Friday, June 5, 2009

Piscatores?

Why “piscatores”? Briefly, I was reading the book God of Jesus Christ by then-Cardinal Ratzinger, and he quoted an early bishop as saying that he and his brother bishops tried to act as “piscatorie et non Aristotelice,” translated as “fishermen and not philosophers.”
This quote struck me as particularly apt for the title of my blog. Having studied philosophy and being partial to it, I have to remind myself that the Faith is greater than the merely philosophical. Naming my blog Piscatores seemed to be a way to keep myself on the straight and narrow, a useful corrective to my natural tendency.

Why plural? Well, that’s where you come in.


Oh, and if someone cites this to me in a comment on something philosophical I’ve posted, I will hunt him down and end him.
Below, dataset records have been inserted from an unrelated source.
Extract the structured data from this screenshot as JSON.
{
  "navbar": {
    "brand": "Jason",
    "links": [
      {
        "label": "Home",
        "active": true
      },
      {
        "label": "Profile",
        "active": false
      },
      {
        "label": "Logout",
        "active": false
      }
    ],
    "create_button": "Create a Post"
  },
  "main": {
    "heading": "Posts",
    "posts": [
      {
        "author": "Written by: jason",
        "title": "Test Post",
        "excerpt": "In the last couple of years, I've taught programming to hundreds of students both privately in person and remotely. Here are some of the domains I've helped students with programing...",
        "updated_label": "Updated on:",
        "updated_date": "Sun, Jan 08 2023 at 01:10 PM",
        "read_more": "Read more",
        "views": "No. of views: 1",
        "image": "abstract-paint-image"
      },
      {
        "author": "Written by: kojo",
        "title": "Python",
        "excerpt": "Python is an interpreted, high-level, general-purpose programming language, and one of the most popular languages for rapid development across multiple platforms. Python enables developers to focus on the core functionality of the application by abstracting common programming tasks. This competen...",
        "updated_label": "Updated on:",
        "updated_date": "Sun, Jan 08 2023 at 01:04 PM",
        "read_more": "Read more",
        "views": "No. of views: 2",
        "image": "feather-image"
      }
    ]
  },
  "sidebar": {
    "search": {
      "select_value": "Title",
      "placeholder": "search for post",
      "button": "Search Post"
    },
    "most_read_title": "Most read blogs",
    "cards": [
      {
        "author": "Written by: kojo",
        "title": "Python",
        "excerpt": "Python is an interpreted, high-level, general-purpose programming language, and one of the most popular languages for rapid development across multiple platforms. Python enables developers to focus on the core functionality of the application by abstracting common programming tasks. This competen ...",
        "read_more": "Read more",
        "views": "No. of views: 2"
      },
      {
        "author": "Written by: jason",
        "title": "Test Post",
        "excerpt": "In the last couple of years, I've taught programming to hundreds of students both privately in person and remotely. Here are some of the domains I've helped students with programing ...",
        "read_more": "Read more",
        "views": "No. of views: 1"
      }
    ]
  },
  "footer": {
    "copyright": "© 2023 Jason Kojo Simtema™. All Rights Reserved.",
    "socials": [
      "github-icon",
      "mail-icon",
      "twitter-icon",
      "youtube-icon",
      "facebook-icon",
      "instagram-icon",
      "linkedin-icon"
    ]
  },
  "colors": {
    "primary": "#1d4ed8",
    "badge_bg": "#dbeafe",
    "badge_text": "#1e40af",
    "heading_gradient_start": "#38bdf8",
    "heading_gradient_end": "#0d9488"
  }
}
I brook no insubordination!





More info, for those so inclined:

Here’s the passage that struck me in the book.

…After the Council of Chalcedon (451), Emperor Leo I asked the bishops what they thought of the decisions taken by this assembly. Thirty-four replies, bearing the signatures of about 280 bishops or monks, have survived in the so-called Codex Encyclius. One of the bishops whose words are recorded sums up the spirit of the entire document when he says that the bishops sought to answer “piscatorie et non Aristotelice”, like fishermen, not like philosophers. These words could just as well have been said by one of the conciliar fathers at Nicea, since they perfectly describe the attitude that inspired the bishops in their fight against the temptations of Arianism. They were not interested in the questions of scholars, twisting around in an ever more refined subtlety. They were interested in the simple point that got lost to view behind such questions: they were interested in the simple basic questions of simple people. The panorama of academic reflection is in continual flux, but these basic questions have an enduring character, since the fundamental structure of human relatedness, the simple center of man’s existence, is always the same. The nearer our questions come to this center, the more they lie in the very heart of what it is to be a man, and the simpler they are, the less it is possible to declare them obsolete.
“Piscatorie, non Aristotelice”: Must we not then ask who this Jesus really was?...

“Who was Jesus?” is a “fisherman’s question”, not a problem of philosophical ontology alien to us today. …
It is only if Jesus was God, only if God became man in him, that something actually took place in him….
Precisely this Being is the tremendous event on which everything depends….

----Joseph Cardinal Ratzinger (now Pope Benedict XVI), The God of Jesus Christ




Additionally, it seems that St. Ambrose said it first, and it became something of a saying.



Not philosophers but fishermen, not masters of dialectic but tax-gatherers, now find credence.